Teacher should not have been put on less advantageous pension, court rules

Enda O’Rourke sought judicial review after alleged ‘break in service’ saw him moved to new scheme

A post-primary school teacher should not have been put into a less advantageous pension scheme that was introduced by the Department of Education eight years ago under financial emergency measures, the High Court has ruled.

Enda O’Rourke has worked since 2007 as a technical subjects teacher in the fee-paying Wesley College in Ballinteer, Dublin.

He was paid directly by the college between 2007 and 2016 and was employed as a substitute teacher, providing special needs education, teaching supervision, general supervision and performing substitution duties.

In 2016, he was designated a part-time teacher - an incremental post of one year’s duration.

READ MORE

When teachers’ pay was reduced under the 2013 Financial Measures in the Public Interest Act, industrial unrest followed and led to the Haddington Road agreement.

Unless teachers were eligible to opt out, of the deal, they had to participate and Mr O’Rouke was not eligible. He continued to provide supervision/substitution for 57 weeks between October 2013 and November 2014.

He was already enrolled in the 2009 Secondary, Community and Comprehensive School Teachers Pension Scheme. However, a law was passed in 2012 — the Public Service Pensions (Single Scheme and Other Provisions) Act 2012 — which closed that pension scheme.

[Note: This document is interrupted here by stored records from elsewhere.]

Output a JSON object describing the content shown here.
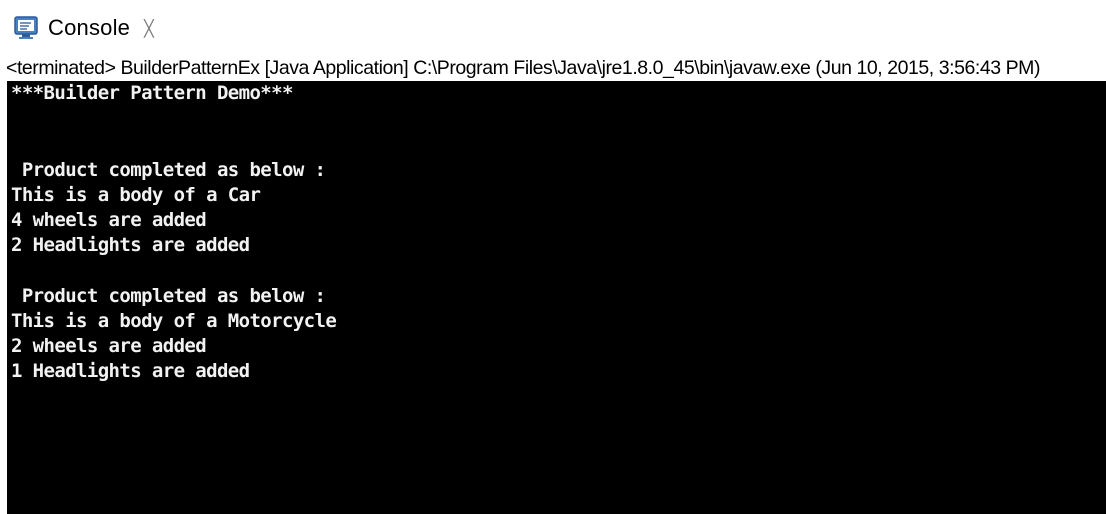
{
  "tab": {
    "icon": "console-icon",
    "label": "Console",
    "close_icon": "close-icon",
    "close_glyph": "╳"
  },
  "status": {
    "text": "<terminated> BuilderPatternEx [Java Application] C:\\Program Files\\Java\\jre1.8.0_45\\bin\\javaw.exe (Jun 10, 2015, 3:56:43 PM)"
  },
  "console": {
    "background": "#000000",
    "text_color": "#f2f2f2",
    "lines": [
      "***Builder Pattern Demo***",
      "",
      "",
      " Product completed as below :",
      "This is a body of a Car",
      "4 wheels are added",
      "2 Headlights are added",
      "",
      " Product completed as below :",
      "This is a body of a Motorcycle",
      "2 wheels are added",
      "1 Headlights are added"
    ]
  }
}
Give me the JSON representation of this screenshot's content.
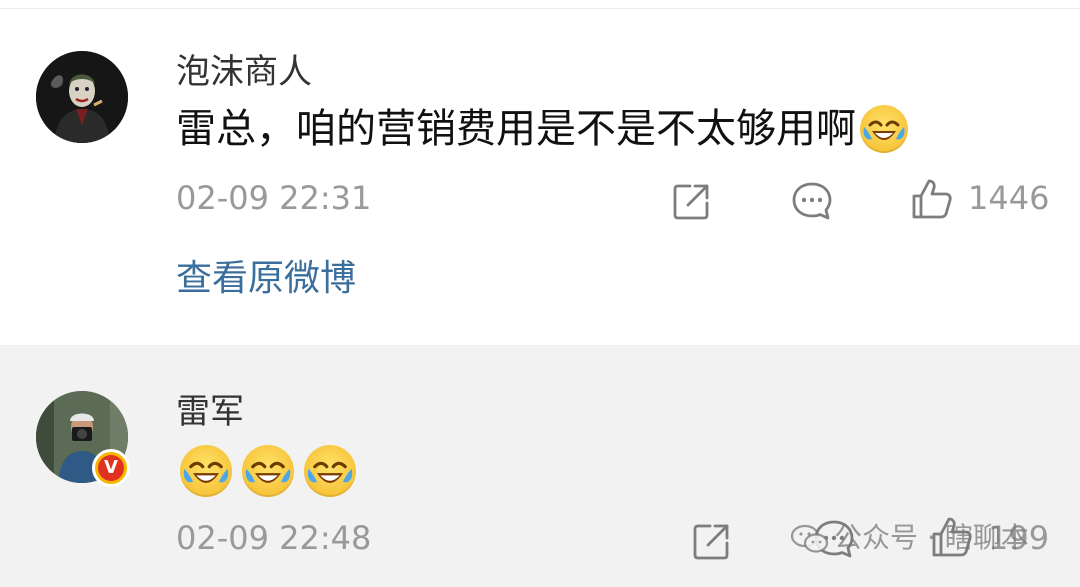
{
  "comment": {
    "username": "泡沫商人",
    "content": "雷总，咱的营销费用是不是不太够用啊",
    "emoji": "laugh-cry-emoji",
    "timestamp": "02-09 22:31",
    "like_count": "1446",
    "view_original_label": "查看原微博"
  },
  "reply": {
    "username": "雷军",
    "emojis": [
      "laugh-cry-emoji",
      "laugh-cry-emoji",
      "laugh-cry-emoji"
    ],
    "verified_badge": "V",
    "timestamp": "02-09 22:48",
    "like_count": "199"
  },
  "watermark": {
    "text": "公众号 · 瞎聊本"
  },
  "colors": {
    "link": "#3a6e9c",
    "meta_text": "#999999",
    "reply_background": "#f2f2f2",
    "badge_red": "#e0331f",
    "badge_gold": "#f7b500"
  }
}
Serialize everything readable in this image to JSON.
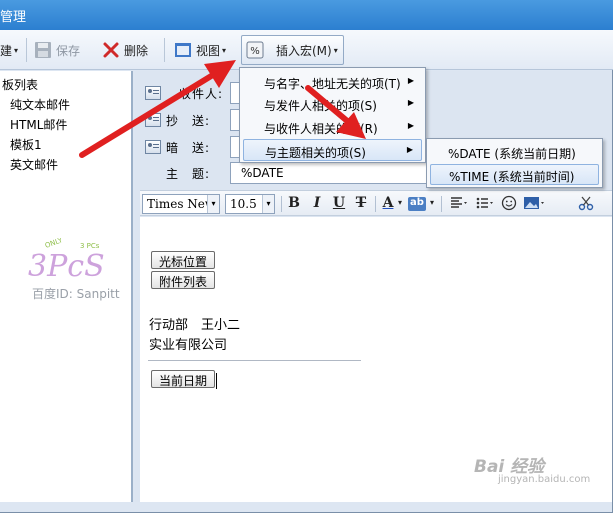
{
  "window": {
    "title": "管理"
  },
  "toolbar": {
    "new_label": "建",
    "save_label": "保存",
    "delete_label": "删除",
    "view_label": "视图",
    "macro_label": "插入宏(M)"
  },
  "tree": {
    "root": "板列表",
    "items": [
      "纯文本邮件",
      "HTML邮件",
      "模板1",
      "英文邮件"
    ]
  },
  "headers": {
    "to_label": "收件人:",
    "cc_label": "抄　送:",
    "bcc_label": "暗　送:",
    "subject_label": "主　题:",
    "subject_value": "%DATE"
  },
  "format_bar": {
    "font": "Times New Roman",
    "size": "10.5",
    "bold": "B",
    "italic": "I",
    "underline": "U",
    "strike": "T",
    "font_color": "A",
    "highlight": "ab"
  },
  "menu": {
    "items": [
      {
        "label": "与名字、地址无关的项(T)"
      },
      {
        "label": "与发件人相关的项(S)"
      },
      {
        "label": "与收件人相关的项(R)"
      },
      {
        "label": "与主题相关的项(S)"
      }
    ],
    "submenu": [
      {
        "label": "%DATE (系统当前日期)"
      },
      {
        "label": "%TIME (系统当前时间)"
      }
    ]
  },
  "editor": {
    "tag_cursor": "光标位置",
    "tag_attachments": "附件列表",
    "line1": "行动部　王小二",
    "line2": "实业有限公司",
    "tag_date": "当前日期"
  },
  "watermarks": {
    "left_top": "ONLY",
    "left_pcs": "3 PCs",
    "left_brand": "3PcS",
    "left_id": "百度ID: Sanpitt",
    "br_main": "Bai 经验",
    "br_sub": "jingyan.baidu.com"
  },
  "colors": {
    "annotation_arrow": "#e02020",
    "titlebar": "#2c7fd0"
  }
}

All new entrants were put into what was called the “Single Pension Scheme” which was less advantageous than the 2009 scheme. After he was officially designated a regular part-time teacher in 2016, his payslip had him on the 2012 pension scheme.

Employment break

Mr O’Rourke protested and was told that because he had a break in his employment for more than 26 weeks, he had to be entered, as part of the legislation, into the new 2012 single pensions scheme on his return to employment.

The break referred to was a period of 57 weeks in 2013/14 when he continued to provide supervision/substitution but for which he was not paid.

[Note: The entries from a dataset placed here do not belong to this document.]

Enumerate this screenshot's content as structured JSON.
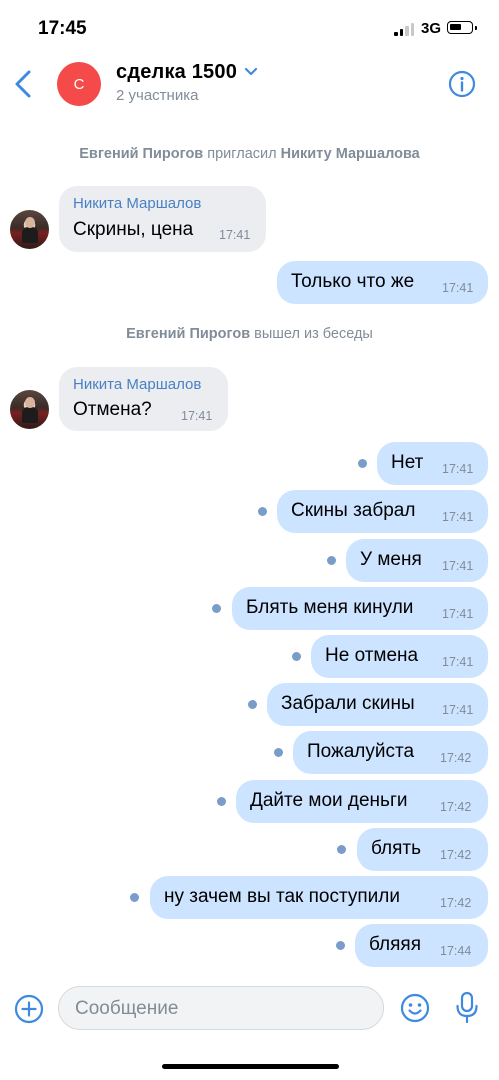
{
  "status_bar": {
    "time": "17:45",
    "network": "3G"
  },
  "header": {
    "avatar_letter": "С",
    "title": "сделка 1500",
    "subtitle": "2 участника",
    "icons": {
      "back": "chevron-left-icon",
      "expand": "chevron-down-icon",
      "info": "info-icon"
    }
  },
  "events": [
    {
      "actor": "Евгений Пирогов",
      "text": "пригласил",
      "target": "Никиту Маршалова"
    },
    {
      "actor": "Евгений Пирогов",
      "text": "вышел из беседы",
      "target": ""
    }
  ],
  "messages": [
    {
      "dir": "in",
      "sender": "Никита Маршалов",
      "text": "Скрины, цена",
      "time": "17:41"
    },
    {
      "dir": "out",
      "text": "Только что же",
      "time": "17:41",
      "unread": false
    },
    {
      "dir": "in",
      "sender": "Никита Маршалов",
      "text": "Отмена?",
      "time": "17:41"
    },
    {
      "dir": "out",
      "text": "Нет",
      "time": "17:41",
      "unread": true
    },
    {
      "dir": "out",
      "text": "Скины забрал",
      "time": "17:41",
      "unread": true
    },
    {
      "dir": "out",
      "text": "У меня",
      "time": "17:41",
      "unread": true
    },
    {
      "dir": "out",
      "text": "Блять меня кинули",
      "time": "17:41",
      "unread": true
    },
    {
      "dir": "out",
      "text": "Не отмена",
      "time": "17:41",
      "unread": true
    },
    {
      "dir": "out",
      "text": "Забрали скины",
      "time": "17:41",
      "unread": true
    },
    {
      "dir": "out",
      "text": "Пожалуйста",
      "time": "17:42",
      "unread": true
    },
    {
      "dir": "out",
      "text": "Дайте мои деньги",
      "time": "17:42",
      "unread": true
    },
    {
      "dir": "out",
      "text": "блять",
      "time": "17:42",
      "unread": true
    },
    {
      "dir": "out",
      "text": "ну зачем вы так поступили",
      "time": "17:42",
      "unread": true
    },
    {
      "dir": "out",
      "text": "бляяя",
      "time": "17:44",
      "unread": true
    }
  ],
  "composer": {
    "placeholder": "Сообщение",
    "icons": {
      "attach": "plus-circle-icon",
      "emoji": "smile-icon",
      "voice": "microphone-icon"
    }
  },
  "colors": {
    "accent": "#4a80c4",
    "avatar": "#f44a4a",
    "incoming": "#ebedf0",
    "outgoing": "#cce4ff",
    "muted": "#818c99"
  }
}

He brought judicial review proceedings arguing he never resigned, retired or ceased to serve as a teacher in Wesley College. He maintained he was wrongfully removed from the old pension scheme.

The department argued, among other things, that the 57 week period of not being paid amounted to “ceasing to serve in a public body”.

In his judgment, Mr Justice Charles Meenan said Wesley College qualified as a public body as it was “wholly or partly funded” by the State.

Mr O’Rourke’s property rights are protected by the Constitution. The judge said the Supreme Court has found where there are implications in legislation for those rights, they must be expressed with reasonable clarity.

To accept the department’s argument that Mr O’Rouke ceased “to serve” meant offending that principle by saying he had ceased to serve as a pensionable public servant. The court was being asked to read words into the 2012 single pension scheme legislation “which were not there”.

In the judge’s view this was not permissible as the court would “in effect be rewriting” part of the legislation. He found Mr O’Rouke did not cease to serve in a public body, there was no break in his service and he was wrongfully removed from the more advantageous 2009 scheme.